A knowledge-driven framework that predicts single-cell transcriptomic responses to small molecules, including zero-shot prediction for drugs with no prior perturbation profiles.
Predicting how individual cells respond to a drug is central to mechanistic pharmacology and the prioritization of candidate compounds. Existing single-cell perturbation models learn well for molecules with abundant measured profiles, but they generalize poorly to unprofiled drugs because they treat each compound as an isolated identifier, ignoring the mechanistic relationships that connect drugs, their targets, and downstream genes. MAP, introduced in a February 2026 bioRxiv preprint from Shanghai Jiao Tong University, addresses this gap by injecting structured biological knowledge into the perturbation-modeling problem.
The core idea is to ground drug and gene representations in a large knowledge graph before they are used to predict expression changes. MAP first constructs MAP-KG, a purpose-built knowledge graph for cellular perturbation modeling, then pre-trains multimodal embeddings that align a compound's chemical structure, its target proteins, and textual descriptions of its mechanism of action. These knowledge-grounded embeddings let the model reason about a new drug by analogy to mechanistically related compounds it has seen, enabling zero-shot response prediction for molecules with scarce or absent profiles.
MAP is built around MAP-KG, a knowledge graph assembled from 14 public databases that covers approximately 187k drugs, 23k genes, and 694k mechanistic relationships (such as drug-target and gene-gene interactions). The framework uses a knowledge-driven pre-training stage in which contrastive learning aligns three modalities for each compound—molecular structure, protein-sequence features of its targets, and textual mechanistic descriptions—into a unified embedding space. These embeddings are then used to predict single-cell expression responses, with the graph-derived context allowing the model to extrapolate to drugs absent from the perturbation training set. As a recent preprint, full architectural hyperparameters, the exact benchmark suite, and code/weight availability should be confirmed against the paper; reported emphasis is on improved zero-shot generalization to unprofiled compounds relative to identifier-based baselines.

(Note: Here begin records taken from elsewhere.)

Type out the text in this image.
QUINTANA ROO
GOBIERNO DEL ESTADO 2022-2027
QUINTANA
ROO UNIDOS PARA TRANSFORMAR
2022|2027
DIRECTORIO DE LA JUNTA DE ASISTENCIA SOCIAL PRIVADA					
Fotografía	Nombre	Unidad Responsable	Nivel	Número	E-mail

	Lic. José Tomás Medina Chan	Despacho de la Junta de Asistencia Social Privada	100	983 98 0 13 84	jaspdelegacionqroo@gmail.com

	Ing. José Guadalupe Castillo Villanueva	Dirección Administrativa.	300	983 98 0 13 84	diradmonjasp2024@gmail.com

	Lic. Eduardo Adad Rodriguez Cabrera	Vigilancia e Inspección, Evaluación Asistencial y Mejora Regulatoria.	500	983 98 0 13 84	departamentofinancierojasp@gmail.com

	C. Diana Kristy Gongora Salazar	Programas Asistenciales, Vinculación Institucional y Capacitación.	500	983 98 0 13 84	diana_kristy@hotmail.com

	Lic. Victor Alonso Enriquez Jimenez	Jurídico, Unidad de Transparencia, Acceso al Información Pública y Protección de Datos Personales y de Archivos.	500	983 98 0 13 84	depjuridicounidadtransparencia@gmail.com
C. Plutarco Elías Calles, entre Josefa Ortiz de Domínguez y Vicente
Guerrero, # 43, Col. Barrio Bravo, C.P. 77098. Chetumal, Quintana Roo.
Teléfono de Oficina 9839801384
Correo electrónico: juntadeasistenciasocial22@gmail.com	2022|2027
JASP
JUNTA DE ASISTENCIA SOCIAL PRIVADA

MAP is aimed at computational pharmacology and early drug discovery, where researchers want to anticipate the transcriptional consequences of a candidate compound before committing to expensive single-cell perturbation experiments. By supporting zero-shot prediction, it is particularly useful for triaging large chemical libraries or novel scaffolds for which no Perturb-seq or sci-Plex data exist, and for generating mechanistic hypotheses that connect a drug to specific gene programs.
MAP reflects a broader shift in single-cell perturbation modeling toward knowledge-informed representations, arguing that mechanistic priors—not just larger expression datasets—are key to generalizing beyond profiled compounds. If its zero-shot gains hold under independent evaluation, the framework could reduce the experimental burden of screening unprofiled drugs. As a February 2026 preprint, its adoption, released resources, and benchmark standing remain to be established through peer review and community use.